No, not come up with some creative nonsense, but address first the operational, substantive hurdles…the messy, inconvenient facts that keep popping up, and then finding eternal life online. They would come up with must-do recommendations for their employers, and for their government, and then they could go public with them, so as to enlist engagement and support from the larger community. The creative marketing-types wouldn’t even be allowed in the room, but instead hired once the substantive changes needed to get communicated.
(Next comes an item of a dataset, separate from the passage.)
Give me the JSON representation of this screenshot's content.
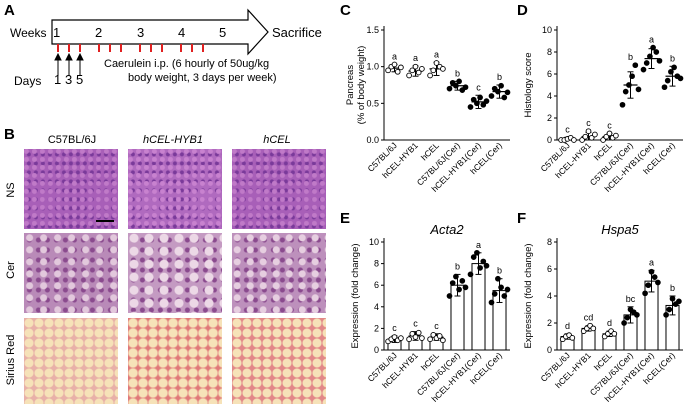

Do food producers need another layer of third-party inspection? Should factories have webcams to witness behavior, or should worker treatment get linked more closely to the parts and finished goods that get shipped? Could the vectors for transmission of swine flu (not to mention the factors that allowed for its genesis) require major, meaningful changes to public health laws and enforcement?

I know. The likelihood of such a confab is next to zero, and the prospect for any such recommendations getting put into practice even less so.

But I’m not sure Mexico’s marketers have a chance to wake up from their branding nightmare without it.